Sequence determination has shown that titin is assembled by multiple copies of two types of sequence motifs, named type I and II, which have been shown to belong to the fibronectin type III (fn3) and the immunoglobulin (Ig) protein superfamily, respectively Labeit 1990, Labeit and Kolmerer 1995. In the elastic region of titin located in the sarcomere I-band, multiple copies of type II domains are arranged in tandem (Figure 1). This feature is specific to the titin I-band, since Ig domains in other regions are either flanked by type I domains or connected by linkers (by “linkers” we refer to a sequence which does not belong to either the fn3 or the Ig consensus sequences). In the various titin isoforms, such an arrangement is interrupted by only two major insertions, one of which is supposedly non-globular and contains a stretch rich in proline, glutamic acid, valine and lysine (PEVK-rich region). It has been shown by electron microscopy studies that these elastic properties are related to a subtle interplay between the PEVK-rich region and the poly-Ig stretch Gautel and Goulding 1996, Linke et al 1996, Linke et al 1998a, Linke et al 1998b. For a thorough understanding of how titin poly-Ig domains are assembled and the rôle they play in muscle elasticity, it is therefore important to determine the structure and dynamical properties of single and double modules which are the smallest units containing a domain interface.

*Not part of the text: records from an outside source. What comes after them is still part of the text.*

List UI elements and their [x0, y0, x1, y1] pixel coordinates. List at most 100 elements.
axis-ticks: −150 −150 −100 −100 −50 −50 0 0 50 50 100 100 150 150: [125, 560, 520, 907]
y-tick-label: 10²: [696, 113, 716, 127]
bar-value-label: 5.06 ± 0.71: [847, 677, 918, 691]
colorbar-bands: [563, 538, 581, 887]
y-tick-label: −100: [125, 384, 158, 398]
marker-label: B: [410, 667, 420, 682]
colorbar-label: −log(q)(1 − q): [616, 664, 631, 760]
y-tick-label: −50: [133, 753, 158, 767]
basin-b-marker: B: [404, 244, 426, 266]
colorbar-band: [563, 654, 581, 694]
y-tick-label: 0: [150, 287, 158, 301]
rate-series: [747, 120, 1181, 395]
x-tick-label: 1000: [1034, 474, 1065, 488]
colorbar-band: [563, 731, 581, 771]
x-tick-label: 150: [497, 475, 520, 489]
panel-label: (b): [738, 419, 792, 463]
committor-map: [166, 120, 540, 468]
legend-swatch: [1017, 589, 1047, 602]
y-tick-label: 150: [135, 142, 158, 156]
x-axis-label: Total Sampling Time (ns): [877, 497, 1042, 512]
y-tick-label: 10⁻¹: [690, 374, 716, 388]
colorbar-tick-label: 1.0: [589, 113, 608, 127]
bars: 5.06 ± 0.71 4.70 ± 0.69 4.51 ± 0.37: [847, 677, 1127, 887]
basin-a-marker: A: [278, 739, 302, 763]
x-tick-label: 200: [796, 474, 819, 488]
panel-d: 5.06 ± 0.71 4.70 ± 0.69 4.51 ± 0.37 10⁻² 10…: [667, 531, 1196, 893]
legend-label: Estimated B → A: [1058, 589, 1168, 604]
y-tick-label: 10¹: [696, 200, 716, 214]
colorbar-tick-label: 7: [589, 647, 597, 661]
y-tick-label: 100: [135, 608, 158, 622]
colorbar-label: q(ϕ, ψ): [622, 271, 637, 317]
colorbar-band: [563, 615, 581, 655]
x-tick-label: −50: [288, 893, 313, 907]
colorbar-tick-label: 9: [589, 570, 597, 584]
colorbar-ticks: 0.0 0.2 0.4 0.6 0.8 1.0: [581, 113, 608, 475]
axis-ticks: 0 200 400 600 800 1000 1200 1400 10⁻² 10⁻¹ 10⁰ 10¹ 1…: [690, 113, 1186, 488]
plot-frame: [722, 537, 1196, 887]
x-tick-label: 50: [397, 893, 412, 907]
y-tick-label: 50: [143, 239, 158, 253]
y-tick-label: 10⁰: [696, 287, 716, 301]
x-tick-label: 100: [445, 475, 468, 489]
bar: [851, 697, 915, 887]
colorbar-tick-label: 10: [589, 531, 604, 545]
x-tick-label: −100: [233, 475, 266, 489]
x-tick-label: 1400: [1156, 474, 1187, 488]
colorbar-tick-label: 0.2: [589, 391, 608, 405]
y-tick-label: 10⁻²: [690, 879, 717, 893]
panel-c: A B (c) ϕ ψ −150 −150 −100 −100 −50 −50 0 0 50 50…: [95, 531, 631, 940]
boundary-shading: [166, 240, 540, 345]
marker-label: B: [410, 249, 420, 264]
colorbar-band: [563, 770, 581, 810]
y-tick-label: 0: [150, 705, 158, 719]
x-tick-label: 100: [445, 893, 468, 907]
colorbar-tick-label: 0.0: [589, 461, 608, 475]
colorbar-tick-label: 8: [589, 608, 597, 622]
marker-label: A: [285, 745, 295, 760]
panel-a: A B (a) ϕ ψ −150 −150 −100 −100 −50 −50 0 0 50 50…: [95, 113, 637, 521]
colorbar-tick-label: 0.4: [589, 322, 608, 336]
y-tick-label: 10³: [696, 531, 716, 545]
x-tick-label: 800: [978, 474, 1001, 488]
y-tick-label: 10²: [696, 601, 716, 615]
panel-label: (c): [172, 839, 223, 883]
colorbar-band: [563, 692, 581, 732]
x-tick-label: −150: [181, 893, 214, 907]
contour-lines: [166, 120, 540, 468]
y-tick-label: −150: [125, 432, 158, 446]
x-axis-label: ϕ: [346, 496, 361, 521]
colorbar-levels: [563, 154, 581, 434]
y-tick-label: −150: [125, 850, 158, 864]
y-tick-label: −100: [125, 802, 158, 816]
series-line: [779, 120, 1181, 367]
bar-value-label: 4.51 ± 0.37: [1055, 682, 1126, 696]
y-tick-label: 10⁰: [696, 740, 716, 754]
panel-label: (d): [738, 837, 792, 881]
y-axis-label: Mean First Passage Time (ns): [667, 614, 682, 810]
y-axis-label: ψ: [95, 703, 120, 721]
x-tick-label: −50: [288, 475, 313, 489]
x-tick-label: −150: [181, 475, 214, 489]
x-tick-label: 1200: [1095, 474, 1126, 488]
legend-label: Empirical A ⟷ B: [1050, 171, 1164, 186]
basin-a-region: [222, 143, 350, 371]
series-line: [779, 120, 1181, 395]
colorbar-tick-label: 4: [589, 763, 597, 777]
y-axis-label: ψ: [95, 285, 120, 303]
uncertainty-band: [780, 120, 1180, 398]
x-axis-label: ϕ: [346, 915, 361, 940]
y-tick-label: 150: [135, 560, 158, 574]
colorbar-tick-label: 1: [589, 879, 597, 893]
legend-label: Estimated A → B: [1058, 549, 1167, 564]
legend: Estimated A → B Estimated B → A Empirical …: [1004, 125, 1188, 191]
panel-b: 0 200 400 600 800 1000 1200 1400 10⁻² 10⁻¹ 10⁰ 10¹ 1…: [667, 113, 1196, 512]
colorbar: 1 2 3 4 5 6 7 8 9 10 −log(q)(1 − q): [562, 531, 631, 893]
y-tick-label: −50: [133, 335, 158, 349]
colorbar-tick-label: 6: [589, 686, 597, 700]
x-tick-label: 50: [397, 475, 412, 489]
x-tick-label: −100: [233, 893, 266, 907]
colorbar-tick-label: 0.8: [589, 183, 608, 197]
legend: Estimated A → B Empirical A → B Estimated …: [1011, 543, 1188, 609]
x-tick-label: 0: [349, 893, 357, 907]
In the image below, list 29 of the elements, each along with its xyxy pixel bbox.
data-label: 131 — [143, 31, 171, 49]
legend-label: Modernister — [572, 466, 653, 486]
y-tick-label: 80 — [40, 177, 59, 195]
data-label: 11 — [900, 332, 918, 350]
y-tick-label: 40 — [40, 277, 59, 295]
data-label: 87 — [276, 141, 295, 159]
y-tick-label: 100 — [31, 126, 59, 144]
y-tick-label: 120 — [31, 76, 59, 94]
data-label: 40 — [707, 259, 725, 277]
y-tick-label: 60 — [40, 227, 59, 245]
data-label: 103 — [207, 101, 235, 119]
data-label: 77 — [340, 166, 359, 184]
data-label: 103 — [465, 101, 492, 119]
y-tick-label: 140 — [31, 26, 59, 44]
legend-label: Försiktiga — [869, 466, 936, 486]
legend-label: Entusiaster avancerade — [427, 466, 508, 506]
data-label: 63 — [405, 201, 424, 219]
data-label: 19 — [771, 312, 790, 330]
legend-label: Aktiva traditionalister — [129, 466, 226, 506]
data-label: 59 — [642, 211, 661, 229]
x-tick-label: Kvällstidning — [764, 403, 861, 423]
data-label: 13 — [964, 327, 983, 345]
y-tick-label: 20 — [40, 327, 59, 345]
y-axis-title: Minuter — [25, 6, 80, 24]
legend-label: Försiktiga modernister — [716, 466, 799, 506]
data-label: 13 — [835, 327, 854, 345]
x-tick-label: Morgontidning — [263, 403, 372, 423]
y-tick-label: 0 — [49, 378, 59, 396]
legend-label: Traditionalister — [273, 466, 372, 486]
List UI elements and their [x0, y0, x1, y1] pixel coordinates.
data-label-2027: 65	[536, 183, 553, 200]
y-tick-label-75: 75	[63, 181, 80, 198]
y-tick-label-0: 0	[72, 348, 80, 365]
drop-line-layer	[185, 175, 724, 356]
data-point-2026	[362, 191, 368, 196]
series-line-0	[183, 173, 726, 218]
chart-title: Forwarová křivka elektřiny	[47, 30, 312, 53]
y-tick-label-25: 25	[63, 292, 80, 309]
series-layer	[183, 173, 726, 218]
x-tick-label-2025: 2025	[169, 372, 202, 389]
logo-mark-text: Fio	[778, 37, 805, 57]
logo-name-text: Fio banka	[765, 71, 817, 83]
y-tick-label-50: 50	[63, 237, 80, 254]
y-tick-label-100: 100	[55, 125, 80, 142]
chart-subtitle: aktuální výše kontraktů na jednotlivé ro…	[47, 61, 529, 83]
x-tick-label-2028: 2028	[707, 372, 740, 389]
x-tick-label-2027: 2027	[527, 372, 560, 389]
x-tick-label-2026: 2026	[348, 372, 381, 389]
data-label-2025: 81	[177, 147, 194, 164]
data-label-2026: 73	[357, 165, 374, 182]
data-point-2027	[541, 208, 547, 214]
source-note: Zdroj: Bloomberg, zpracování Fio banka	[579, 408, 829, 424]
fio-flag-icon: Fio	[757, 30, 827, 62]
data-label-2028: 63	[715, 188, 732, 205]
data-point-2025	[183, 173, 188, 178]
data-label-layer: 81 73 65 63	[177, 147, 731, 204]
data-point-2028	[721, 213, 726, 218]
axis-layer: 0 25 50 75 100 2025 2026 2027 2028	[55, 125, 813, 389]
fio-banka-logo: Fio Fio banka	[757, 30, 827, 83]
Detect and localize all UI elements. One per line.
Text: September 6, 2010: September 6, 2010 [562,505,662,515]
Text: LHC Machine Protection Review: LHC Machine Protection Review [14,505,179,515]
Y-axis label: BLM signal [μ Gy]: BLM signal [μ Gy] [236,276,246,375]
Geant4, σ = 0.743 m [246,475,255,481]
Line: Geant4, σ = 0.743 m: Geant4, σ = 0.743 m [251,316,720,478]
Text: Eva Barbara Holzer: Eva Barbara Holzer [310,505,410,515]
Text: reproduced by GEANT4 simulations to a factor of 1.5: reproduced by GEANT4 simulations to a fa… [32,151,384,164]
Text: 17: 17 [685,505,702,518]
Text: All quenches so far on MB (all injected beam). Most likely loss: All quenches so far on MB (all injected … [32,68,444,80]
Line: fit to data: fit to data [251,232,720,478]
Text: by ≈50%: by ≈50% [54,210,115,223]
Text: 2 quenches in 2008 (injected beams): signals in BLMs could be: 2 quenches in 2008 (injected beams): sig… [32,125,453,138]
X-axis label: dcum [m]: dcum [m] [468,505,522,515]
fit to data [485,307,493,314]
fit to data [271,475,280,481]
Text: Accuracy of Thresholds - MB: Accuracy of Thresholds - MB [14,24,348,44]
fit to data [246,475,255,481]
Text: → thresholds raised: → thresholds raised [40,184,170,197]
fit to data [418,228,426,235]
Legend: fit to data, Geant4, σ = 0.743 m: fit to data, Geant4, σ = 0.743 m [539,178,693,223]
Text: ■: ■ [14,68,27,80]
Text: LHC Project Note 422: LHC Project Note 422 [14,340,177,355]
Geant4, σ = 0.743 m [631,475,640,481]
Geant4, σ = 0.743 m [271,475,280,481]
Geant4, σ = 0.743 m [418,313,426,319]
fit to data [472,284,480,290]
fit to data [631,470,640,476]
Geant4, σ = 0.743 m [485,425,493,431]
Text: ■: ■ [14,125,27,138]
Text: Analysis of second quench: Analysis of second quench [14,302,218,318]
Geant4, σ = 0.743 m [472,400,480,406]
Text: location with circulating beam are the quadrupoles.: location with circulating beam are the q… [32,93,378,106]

Previously, we have reported the structure of a representative I-band titin Ig domain (I27) and used that structure to model the I27I28 pair (Improta et al., 1996). I27 belongs to the constitutively expressed tandem domains of the I-band (Labeit & Kolmerer, 1995). Spectroscopic data relating to thermodynamic stability upon thermal and chemical unfolding of isolated I27 and I28 in the context of a double module suggest that, when covalently linked, domains retain autonomous cooperative unfolding and stabilities that are indistinguishable from those of the corresponding isolated domains (Politou et al., 1996). These results prompted us to conclude that the interactions between titin Ig domains are weak, although such a statement has so far been quantified only in terms of thermodynamical (and therefore macroscopic) properties.

Here, we seek a detailed description of the interface and address the question of whether the interdomain mutual orientation is rigid or flexible. To this end, we have used two complementary approaches. Small-angle X-ray scattering (SAXS) was used to determine the average shape of titin fragments in solution, and hence the relative dispositions of individual modules with respect to each other. ¹⁵N relaxation NMR experiments provided information on the dynamical properties of residues as a function of their position in the sequence.